Of course these ‘astonishing’ achievements aren’t recognized by the AFL record book because neither an AFL nor VFL one existed until 1897. They could simply be recognized by a VFA/VFL honour roll, though the VFL website appears to treat the VFA as a dirty little secret. Herein lays the hypocrisy of the AFL, when for decades its more insular self despised the Association!
Alas, the clubs concerned have the right to validate and celebrate the glory of these Australian Rules feats to whatever extent they deem appropriate.
To draw a roundabout comparison, the ICC would never consider awarding ‘Test’ status to World Series Cricket’s supertests, being the separate breakaway competition it was.
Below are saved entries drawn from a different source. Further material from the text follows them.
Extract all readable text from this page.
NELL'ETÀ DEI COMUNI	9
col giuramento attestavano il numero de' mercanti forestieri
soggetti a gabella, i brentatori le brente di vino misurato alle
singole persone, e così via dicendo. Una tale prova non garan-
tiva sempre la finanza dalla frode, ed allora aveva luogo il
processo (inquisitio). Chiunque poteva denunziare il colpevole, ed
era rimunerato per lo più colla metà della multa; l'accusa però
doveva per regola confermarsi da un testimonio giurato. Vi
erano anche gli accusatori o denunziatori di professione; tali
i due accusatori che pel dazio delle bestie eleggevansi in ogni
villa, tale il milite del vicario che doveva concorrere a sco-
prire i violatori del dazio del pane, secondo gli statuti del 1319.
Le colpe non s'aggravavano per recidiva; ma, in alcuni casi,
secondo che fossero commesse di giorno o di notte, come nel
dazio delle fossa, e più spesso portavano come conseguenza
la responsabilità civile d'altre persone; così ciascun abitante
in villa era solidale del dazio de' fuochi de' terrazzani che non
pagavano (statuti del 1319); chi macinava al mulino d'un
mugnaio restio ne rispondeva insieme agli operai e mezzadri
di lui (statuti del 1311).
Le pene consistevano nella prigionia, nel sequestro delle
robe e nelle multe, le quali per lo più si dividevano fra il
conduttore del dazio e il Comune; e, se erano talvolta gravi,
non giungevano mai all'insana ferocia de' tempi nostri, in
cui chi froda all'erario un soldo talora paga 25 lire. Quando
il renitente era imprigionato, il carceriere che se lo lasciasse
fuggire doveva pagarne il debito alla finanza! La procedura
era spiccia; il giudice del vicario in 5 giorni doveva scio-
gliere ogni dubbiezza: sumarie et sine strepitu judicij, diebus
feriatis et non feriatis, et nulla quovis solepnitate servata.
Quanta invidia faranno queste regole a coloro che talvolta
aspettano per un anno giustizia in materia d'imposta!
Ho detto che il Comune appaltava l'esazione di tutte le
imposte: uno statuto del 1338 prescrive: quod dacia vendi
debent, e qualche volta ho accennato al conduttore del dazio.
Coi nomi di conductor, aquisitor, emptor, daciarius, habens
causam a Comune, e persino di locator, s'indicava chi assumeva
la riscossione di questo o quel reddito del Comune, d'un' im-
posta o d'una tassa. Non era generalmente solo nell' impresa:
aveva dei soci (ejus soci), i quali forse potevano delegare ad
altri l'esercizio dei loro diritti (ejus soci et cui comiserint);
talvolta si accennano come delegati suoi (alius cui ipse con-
Perhaps the delineation of VFL and AFL titles is an area warranting some degree of navel gazing. But what’s to be gained by adding these non VFL/AFL titles to the all-important premiership table, yet granting them a giant asterisk or sub-heading (which theoretically they already have)?
The desire to take this course to ‘establish Australian football as one of the oldest in international existence’, as Caroline Wilson wrote, is a moot point. No one disputes other senior Australian Rules competitions existed pre-1897, and this fact is not contingent upon the AFL’s substantiation. Of course, the AFL’s relentless obsession to be the sport rather than merely execute its assigned raison d’être to administer the elite level national competition has seen their logo slapped on most state bodies and ‘AFL’ become inherent across all footy lingo.
Vic-centricity is another contentious aspect. Is it a stretch to say Port Adelaide’s 34 SANFL pre-Power premierships should be upgraded? The original Fremantle Football Club won 10 WAFL (est 1885 as the WAFA) flags. It was a complete different entity, but hey, they were the Freo of the day…
Colin Carter, whose beloved Cats stand to benefit most, mentioned the desire to achieve ‘what is right rather than what is easy’. To this observer it’s fairly easy to determine this historical fabrication is about as right as a $7.20 plastic cup of mid-strength.